Der Raitenbucher Bürgermeister Josef Dengler erinnerte daran, dass seine Gemeinde gemeinsam mit Behörden schon 2008, lange vor dem Unglück im japanischen Fukushima, die Möglichkeiten einer Windnutzung ausgelotet habe. Die Gemeinde habe "Wildwuchs" - den Bau einzelner Anlagen auf jeder Anhöhe - vermeiden wollen. "Als der Forstbetrieb Kipfenberg und Ostwind auf die Kommune herangetreten sind, haben wir sofort ein Zeichen gesetzt und einen nur 800 Meter vom Ort geplanten Standort für einen Windpark aufgehoben", betonte Dengler. Das habe die Bürger ins Boot geholt und den Wald-Windpark zu Akzeptanz verholfen. Weiter hob der Bürgermeister das problemlose Zusammenwirken mit Schernfeld hervor, was sein Kollege Ludwig Mayinger bestätigte. Wirtschaftlich profitiert übrigens auch Titting. Dort kommt ein Umspannwerk hin.

Schon vor dem Spatenstich waren bestimmte Arbeiten im Gang. Wie Geschäftsführer Zinner unserer Zeitung mitteilte, laufe über den Sommer der erforderliche Wegebau. Ab Mitte Juli werden die Fundamente in Angriff genommen, anschließend die Betonfertigteile für die Masten aufeinandergetürmt. "Das Ziel ist, noch heuer im vierten Quartal die Anlagen fertigzustellen." Das aber hänge von der Lieferfähigkeit der Herstellerfirma Nordex ab. Spätestens Anfang 2017 sollen sich die Rotoren drehen.

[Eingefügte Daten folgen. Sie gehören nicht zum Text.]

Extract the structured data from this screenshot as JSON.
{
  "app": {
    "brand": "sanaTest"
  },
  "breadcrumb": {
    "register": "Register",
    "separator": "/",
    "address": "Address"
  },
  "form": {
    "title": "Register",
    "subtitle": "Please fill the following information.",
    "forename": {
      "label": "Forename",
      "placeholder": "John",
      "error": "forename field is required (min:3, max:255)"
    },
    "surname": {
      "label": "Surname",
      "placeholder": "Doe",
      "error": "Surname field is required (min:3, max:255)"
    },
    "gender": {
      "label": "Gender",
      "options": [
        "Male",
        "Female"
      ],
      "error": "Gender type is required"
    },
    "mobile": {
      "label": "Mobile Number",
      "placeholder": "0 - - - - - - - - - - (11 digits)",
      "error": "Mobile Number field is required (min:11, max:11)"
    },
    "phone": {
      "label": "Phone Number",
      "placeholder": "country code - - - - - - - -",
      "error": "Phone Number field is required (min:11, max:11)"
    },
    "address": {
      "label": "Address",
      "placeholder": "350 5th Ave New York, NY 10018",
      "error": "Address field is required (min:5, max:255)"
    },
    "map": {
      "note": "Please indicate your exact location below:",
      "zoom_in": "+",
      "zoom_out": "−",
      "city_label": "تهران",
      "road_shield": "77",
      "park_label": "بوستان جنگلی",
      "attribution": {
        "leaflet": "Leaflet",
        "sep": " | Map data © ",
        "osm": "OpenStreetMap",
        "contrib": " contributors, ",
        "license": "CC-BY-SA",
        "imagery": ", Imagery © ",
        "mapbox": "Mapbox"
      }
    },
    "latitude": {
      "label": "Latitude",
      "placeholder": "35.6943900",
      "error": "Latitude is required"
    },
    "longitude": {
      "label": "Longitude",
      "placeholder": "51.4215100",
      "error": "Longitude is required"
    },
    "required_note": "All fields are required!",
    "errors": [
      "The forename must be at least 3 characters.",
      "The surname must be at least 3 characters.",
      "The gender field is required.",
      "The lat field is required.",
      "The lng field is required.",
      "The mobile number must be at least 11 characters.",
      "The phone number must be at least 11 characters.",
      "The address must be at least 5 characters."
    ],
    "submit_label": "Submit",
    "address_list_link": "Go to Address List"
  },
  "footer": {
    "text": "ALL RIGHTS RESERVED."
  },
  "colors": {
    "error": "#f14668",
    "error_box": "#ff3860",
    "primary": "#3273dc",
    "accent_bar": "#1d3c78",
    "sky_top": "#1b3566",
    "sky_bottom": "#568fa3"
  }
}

Auch die Bürger haben Gelegenheit, sich zu beteiligen. Darüber werde gerade verhandelt, sagt Zinner. "Erst einmal werden und müssen wir den Tarif sichern und errichten daher die Anlagen auf eigene Rechnung." Der Vorteil: Wenn Bürger und Kommunen einsteigen wollen, hätten sie Sicherheit. "Dann sind alle Parameter klar." Und die Kleininvestoren müssen nicht die Katze im Sack kaufen.